Le Dr Mark Wainberg n'est plus. Le Montréalais avait consacré sa longue carrière au sida et à son virus, le VIH, le virus de l'immunodéficience humaine. Il est mort cette semaine sur une plage de Floride, dans des circonstances dramatiques, une noyade apparemment provoquée par une crise d'asthme aiguë. Il allait avoir 72 ans.

Un texte de Yanick Villedieu, animateur de l'émission Les années lumière

Chercheur de réputation internationale, longtemps directeur du Centre sida McGill, à l’hôpital Général juif de Montréal, il était aussi un homme engagé dans la défense des droits des séropositifs et des malades. Il savait sortir de son laboratoire pour se faire militant. Toutes et tous ont salué, cette semaine, le pionnier qu’il fut en matière de sida : il en avait fait son combat - scientifique, médical, humanitaire et politique - dès le début des années 1980.

À Genève, le directeur exécutif d’ONUSIDA, Michel Sidibé, a déclaré que « Mark Wainberg était un géant de la science du VIH » et que « son travail a contribué à sauver des millions de vies. »

Géant de la science du VIH, en effet. Le Dr Wainberg a été l’un des découvreurs, en 1989, d’un médicament qui allait changer le cours de la maladie. Aussi appelé lamivudine, le 3TC, inventé et développé à Montréal, était l’une des toutes premières molécules efficaces contre le VIH. Le 3TC est encore largement utilisé dans les trithérapies, grâce auxquelles l’infection est devenue une maladie chronique, et non plus une sentence de mort.

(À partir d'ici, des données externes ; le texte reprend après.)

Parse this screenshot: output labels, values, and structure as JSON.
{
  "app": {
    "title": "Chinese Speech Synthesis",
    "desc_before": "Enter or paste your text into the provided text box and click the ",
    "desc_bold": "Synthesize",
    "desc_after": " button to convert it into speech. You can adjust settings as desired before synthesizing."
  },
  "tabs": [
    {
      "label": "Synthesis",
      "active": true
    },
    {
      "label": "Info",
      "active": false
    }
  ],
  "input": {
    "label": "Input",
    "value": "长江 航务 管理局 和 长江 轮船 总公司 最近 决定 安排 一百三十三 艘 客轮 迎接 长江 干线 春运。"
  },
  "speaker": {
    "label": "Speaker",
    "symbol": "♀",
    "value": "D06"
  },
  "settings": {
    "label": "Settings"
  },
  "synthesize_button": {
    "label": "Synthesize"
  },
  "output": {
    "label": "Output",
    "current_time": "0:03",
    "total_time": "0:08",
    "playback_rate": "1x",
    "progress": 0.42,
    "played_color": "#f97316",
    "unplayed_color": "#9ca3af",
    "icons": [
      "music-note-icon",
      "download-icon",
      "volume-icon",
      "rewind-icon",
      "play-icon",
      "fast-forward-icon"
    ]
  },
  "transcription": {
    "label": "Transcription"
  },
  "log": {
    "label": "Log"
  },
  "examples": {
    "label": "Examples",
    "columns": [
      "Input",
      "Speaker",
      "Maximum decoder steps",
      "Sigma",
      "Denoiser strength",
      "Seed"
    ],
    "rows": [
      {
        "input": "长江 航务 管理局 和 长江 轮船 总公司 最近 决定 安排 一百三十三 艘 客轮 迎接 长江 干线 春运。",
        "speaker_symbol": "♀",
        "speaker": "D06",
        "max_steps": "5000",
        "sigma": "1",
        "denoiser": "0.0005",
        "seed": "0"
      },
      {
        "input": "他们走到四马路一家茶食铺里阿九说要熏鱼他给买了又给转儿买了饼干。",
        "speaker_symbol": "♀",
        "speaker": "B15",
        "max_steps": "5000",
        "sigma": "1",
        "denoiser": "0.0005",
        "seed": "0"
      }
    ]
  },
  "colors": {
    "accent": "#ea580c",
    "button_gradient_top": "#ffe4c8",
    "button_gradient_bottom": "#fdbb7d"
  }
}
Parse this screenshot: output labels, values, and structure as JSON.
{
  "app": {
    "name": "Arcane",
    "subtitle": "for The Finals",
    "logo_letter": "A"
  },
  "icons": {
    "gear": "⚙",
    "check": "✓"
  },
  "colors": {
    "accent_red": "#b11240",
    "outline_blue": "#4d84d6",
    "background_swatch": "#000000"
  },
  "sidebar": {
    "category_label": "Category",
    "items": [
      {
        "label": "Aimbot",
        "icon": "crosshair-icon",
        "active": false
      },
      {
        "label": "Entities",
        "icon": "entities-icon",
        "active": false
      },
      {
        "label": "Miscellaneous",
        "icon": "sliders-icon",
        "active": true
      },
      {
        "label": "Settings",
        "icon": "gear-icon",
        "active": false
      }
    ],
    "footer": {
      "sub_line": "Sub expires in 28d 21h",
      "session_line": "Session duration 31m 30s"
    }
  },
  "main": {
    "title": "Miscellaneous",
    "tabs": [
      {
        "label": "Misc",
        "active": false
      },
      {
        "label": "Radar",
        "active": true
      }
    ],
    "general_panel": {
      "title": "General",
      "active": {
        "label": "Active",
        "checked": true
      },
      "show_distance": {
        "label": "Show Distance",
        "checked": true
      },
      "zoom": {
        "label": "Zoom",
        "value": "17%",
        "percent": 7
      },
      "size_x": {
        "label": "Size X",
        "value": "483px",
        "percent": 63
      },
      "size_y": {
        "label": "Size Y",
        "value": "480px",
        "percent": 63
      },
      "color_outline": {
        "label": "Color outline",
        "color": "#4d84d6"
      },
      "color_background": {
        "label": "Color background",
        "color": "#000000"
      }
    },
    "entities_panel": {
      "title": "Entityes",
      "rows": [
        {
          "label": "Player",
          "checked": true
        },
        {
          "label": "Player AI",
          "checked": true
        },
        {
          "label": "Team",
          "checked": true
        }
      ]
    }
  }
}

Toujours côté science du VIH, le Dr Wainberg a fait, et continuait de faire, des contributions majeures sur les mécanismes d’action des médicaments sur le virus. Il a aussi permis de mieux comprendre les mécanismes et les mutations génétiques de la résistance du virus aux médicaments. Avec son équipe, il travaillait toujours à trouver des moyens d’empêcher ces mutations de se produire.

Mais Mark Wainberg n’était pas qu’un fondamentaliste. Dans une interview au McGill Reporter, en 2000, il disait : « Je suis un activiste, tout à fait. » Et il ajoutait que, face à l’importance de la pandémie, « il nous incombe à tous d’être des activistes du sida. » Ardent militant de l’accès pour tous aux médicaments, il est l’un de ceux qui auront permis aux populations marginalisées et aux pays pauvres, ceux d’Afrique notamment, de bénéficier des retombées de la recherche sur les traitements du VIH-sida.

L’un des moments forts de son engagement d’activiste restera, pour moi, son rôle de premier plan dans la 13e Conférence internationale sur le sida, qui s’est tenue à Durban, en Afrique du Sud, en 2000. Mark Wainberg était alors président de l’International Aids Society, l’IAS, l’organisatrice de ces réunions d’envergure mondiale. C’était la première fois que l’événement avait lieu dans un pays du Sud, qui plus est dans l’un des pays les plus touchés du continent le plus touché par l’épidémie.

Cette conférence marqua un tournant dans l’histoire du sida. Elle mit à l’ordre du jour le devoir de la communauté internationale de mettre fin à la révoltante injustice de laisser mourir les patients des pays pauvres parce que les médicaments étaient trop chers pour eux.

C’est aussi lors de cette conférence que l’organisme présidé par Mark Wainberg eut le courage politique de tenir tête au président du pays hôte, Thabo Mbeki. M.Mbeki avait constitué un comité comprenant des personnes qui continuaient à affirmer que le VIH n’était pas la cause du sida, et même que c’était plutôt les médicaments anti-VIH qui en étaient responsables.

Cette théorie, qui avait suscité une longue controverse dans le milieu de la recherche sur le sida, avait finalement été abandonnée et tout le monde la croyait enterrée depuis une bonne dizaine d’années. Le fait de la ressortir des oubliettes, avec l’aval du président du pays, était consternant. Et dangereux, dans la mesure où ça remettait en question les médicaments, les tests de détection du virus, et même la prévention par la protection des relations sexuelles.

L’IAS avait publié, quelques jours avant la Conférence, la « Déclaration de Durban sur le sida », réaffirmant que le VIH est bien la cause de la maladie. Le texte avait été signé par plus de 5000 chercheurs et médecins du monde entier. La cérémonie d’ouverture de la Conférence, où se confrontaient les points de vue opposés du président Mbeki et de la communauté scientifique représentée par le président de l’IAS, Mark Wainberg, fut un moment mémorable.

Et une raison de plus, parmi bien d’autres, pour dire que l’homme qui a tragiquement disparu cette semaine aura été un grand, un très grand, de la lutte contre le VIH-sida.